# Major League Woodworking Blow-Out Sale



## FlWoodRat (Sep 12, 2007)

FYI after the producers at WGBH announcement that they signed Tommy MacDonald to host their new Woodworking show, Tommy has made his remaining inventory of MLWwoodworking DVD's available at a much reduced price. You can buy both dvd projects (Tool Box and Step Stool) for 40 bucks and 25 individually..He has 100 remaining so please consider buying today.

Just go to mlwwoodworking.com to order yours.

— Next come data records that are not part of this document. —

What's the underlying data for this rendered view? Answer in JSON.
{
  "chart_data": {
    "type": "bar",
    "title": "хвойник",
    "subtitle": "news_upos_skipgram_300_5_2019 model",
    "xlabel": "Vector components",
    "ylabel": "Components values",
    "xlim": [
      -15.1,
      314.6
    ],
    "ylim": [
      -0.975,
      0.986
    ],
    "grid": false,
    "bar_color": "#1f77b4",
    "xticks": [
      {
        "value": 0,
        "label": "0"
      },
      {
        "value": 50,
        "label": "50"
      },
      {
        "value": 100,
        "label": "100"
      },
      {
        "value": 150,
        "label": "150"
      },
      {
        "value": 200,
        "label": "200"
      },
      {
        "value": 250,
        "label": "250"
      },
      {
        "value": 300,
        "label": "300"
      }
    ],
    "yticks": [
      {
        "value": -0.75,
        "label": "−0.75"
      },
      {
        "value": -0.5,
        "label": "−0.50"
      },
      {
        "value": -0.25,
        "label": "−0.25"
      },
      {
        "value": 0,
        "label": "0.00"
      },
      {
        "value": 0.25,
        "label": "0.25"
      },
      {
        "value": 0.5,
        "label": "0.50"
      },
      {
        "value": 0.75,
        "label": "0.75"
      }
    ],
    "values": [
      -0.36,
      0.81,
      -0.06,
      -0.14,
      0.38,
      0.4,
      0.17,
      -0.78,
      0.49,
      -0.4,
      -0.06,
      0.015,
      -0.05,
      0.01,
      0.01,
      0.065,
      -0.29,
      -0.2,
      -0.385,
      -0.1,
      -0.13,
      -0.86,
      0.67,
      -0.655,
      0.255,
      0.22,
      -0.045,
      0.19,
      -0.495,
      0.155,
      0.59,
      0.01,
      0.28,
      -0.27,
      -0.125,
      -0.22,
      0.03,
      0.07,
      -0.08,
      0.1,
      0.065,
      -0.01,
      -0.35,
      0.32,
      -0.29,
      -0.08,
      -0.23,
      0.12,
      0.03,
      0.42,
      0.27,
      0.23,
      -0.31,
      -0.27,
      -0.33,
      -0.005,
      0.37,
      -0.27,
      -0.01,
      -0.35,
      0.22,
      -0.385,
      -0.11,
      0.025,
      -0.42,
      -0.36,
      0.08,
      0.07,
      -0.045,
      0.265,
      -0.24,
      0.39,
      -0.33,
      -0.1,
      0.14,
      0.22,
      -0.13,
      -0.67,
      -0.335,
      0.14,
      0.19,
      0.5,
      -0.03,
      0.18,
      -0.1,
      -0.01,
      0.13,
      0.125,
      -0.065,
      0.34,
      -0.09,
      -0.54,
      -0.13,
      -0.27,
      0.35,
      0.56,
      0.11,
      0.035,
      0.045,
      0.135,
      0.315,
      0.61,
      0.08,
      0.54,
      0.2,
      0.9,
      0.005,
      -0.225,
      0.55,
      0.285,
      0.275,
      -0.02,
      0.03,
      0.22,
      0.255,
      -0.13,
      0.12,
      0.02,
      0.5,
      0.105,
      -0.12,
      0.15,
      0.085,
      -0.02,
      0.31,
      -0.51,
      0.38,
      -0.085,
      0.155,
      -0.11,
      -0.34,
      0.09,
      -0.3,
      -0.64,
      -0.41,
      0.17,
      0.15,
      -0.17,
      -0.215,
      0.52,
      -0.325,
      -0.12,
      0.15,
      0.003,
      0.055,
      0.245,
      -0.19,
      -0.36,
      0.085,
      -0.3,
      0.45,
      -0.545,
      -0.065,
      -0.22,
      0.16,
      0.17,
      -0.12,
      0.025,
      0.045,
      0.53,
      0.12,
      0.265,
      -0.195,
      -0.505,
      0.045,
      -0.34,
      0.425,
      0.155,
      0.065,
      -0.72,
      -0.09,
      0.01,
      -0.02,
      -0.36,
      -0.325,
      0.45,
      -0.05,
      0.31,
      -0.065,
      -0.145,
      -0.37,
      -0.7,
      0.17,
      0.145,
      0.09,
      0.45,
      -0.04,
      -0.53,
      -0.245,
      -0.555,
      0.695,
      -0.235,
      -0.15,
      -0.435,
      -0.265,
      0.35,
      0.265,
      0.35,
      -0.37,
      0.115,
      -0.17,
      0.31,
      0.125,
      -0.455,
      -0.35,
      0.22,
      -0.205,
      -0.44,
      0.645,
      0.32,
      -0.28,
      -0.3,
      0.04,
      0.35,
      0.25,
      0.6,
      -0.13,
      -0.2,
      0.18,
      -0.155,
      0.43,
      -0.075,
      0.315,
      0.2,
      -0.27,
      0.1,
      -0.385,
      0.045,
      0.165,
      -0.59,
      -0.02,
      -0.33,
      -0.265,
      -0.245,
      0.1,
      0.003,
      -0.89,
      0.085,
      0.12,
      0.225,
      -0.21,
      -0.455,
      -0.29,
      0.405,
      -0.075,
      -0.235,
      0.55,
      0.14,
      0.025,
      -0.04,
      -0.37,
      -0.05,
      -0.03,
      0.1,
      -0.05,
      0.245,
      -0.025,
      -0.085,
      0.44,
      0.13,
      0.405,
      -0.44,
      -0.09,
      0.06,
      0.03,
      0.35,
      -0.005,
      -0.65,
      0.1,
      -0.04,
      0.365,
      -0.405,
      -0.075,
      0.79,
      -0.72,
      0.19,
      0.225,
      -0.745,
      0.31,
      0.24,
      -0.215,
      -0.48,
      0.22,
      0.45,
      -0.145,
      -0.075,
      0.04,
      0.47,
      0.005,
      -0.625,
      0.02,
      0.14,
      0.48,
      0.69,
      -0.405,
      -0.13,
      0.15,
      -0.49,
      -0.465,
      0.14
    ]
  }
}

For your information, I have both of the DVD sets. They are awesome. I've built the step stool and I am working on the tool box. The project DVD's are easy to follow, broken down into chapters for each part of the build and also provide pdf formatted cut lists and procedures. Of course they were produced with high quality video and audio.

I recommend getting yours ordered today while quantities last.

Rat.


----------



## FlWoodRat (Sep 12, 2007)

Wow, I am surprized no one replied to this.


----------



## woodchic (Mar 17, 2009)

HI guys…........FYI…......I got my stool and the toolbox DVD's ,my new 207 T-shirt in the mail today!! Can't wait to get a chance to get started on my stool….............!!

AKA…..............Woodchic


----------